All it takes is an adult or a child with an averagely sensitive radar to pick up the signals sent out from the new breed of kid-lit books which are flooding bookstores.
But for the sixth instalment of Eoin Colfer’s Fowl series, Artemis Fowl and the Time Paradox, you won’t even need an averagely sensitive radar. A broken one will also do, because there’s no missing what Colfer has to say.
Everyone’s favourite juvenile criminal Artemis Fowl has only himself to blame for the mess he’s in this time around. Karma has come to bite him in the a**; he has to battle his evil 10-year-old self (who has time-travelled to the future) to get hold of a monkey which might save his mother’s life. Problem is, 10-year-old Arty was craftier, evil-er, ruthless-er—in general, a lot more criminal-er than his 14-year-old future self (see kids, that shows you should never get complacent or your talents will rot). But Artemis’ problem is not that he’s complacent, but that he’s now a good guy. Well, almost. To get his way, he does lie shamelessly to his non-human friends—the elf from the Lower Elements police force, Captain Holly Short and Foaly, the centaur gadget-geek.

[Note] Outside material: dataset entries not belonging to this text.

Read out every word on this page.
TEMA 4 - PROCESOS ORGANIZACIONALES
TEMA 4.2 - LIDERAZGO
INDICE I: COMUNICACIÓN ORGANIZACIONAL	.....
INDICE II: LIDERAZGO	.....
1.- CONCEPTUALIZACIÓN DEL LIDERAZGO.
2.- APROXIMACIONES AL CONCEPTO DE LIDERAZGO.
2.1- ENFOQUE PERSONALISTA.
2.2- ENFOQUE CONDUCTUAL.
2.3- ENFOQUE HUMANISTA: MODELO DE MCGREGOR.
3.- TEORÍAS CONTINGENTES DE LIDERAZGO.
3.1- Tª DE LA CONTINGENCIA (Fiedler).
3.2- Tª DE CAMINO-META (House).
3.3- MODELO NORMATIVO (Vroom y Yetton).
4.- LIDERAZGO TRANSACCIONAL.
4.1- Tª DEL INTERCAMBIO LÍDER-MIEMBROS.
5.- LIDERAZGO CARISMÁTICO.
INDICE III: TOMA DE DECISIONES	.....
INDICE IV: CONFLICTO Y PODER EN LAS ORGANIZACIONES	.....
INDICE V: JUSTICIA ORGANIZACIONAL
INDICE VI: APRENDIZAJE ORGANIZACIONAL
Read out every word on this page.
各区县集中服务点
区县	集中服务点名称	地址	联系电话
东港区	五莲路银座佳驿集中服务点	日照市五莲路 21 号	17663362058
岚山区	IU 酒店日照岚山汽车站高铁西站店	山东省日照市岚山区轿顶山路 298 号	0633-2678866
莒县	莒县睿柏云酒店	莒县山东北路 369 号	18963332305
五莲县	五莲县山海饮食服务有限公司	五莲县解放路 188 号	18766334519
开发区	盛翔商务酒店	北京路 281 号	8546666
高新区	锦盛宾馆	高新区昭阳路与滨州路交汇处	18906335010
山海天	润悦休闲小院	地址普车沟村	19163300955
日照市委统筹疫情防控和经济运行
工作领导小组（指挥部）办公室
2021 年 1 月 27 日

So, with a little help from humans (the fabulous, frightening and dependable Butler), non-humans (the methane-producing, tunnel-digging dwarf, Mulch Diggums, and the young human-loving demon No. 1), Fowl takes on Fowl.
They encounter a group of animal-hating fanatics who want to eliminate all species of animals which are of no use to humans and re-encounter the crafty Opal Koboi.
All this time-travel business which Colfer puts out is a great way to get your kids to appreciate sci-fi. Like all Artemis Fowl books, this one is a crazy mix of suspense, danger and outwitting the next guy while, behind the scenes, your kid imbibes messages about global warming, deforestation, friendship and family.
On the run
Writer (and Runner)
At Least He Never Walked”
Haruki Murakami wishes this to be the epitaph on his grave. It should be, if the premise of his new book—writing is not possible without running, and life is not possible without writing—is the driving force of his life. Part memoir, part training guide, part pop-philosophical platitudes, What I Talk About When I Talk About Running is primarily about pain and the human will to master it.
The author of Kafka on the Shore and The Wind-up Bird Chronicle has been a runner since 1982, when he was 33. In recent years, he has run for an average of 6 miles (9.6km) a day, six days a week, and has competed in more than 20 marathons. In 1996, he completed an ultra-marathon of 62 miles. This book is a lead-up to the New York City Marathon, 2006.
Charles Dickens was known to be a regular walker. He once said, “If I couldn’t walk fast and far, I should just explode and perish.” A similar restlessness propels Murakami to put on his running shoes. But for him, running is not so much a way of channelizing his pent up energies as about making a better writer out of himself. The many parallels in both the disciplines are obvious: The loneliness of a novelist and that of the runner; the pain (in Murakami’s case, extreme pain) of grappling with words is likened to the point in running when his “legs scream” and his muscles feel “as hard as week-old cafetaria bread”; the pressure to clock in a particular number of hours to writing every day is like running that extra mile.
The comparisons end there— running is not a metaphor for anything deeper. The book is peppered not only by life lessons—“In the final analysis we are all the same”, etc.—but by a runner’s mostly banal observations of life and nature while on the go. A non-runner will feel exhausted by Murakami’s physical agony. Don’t run if you don’t want to be a good writer, he unwittingly seems to say.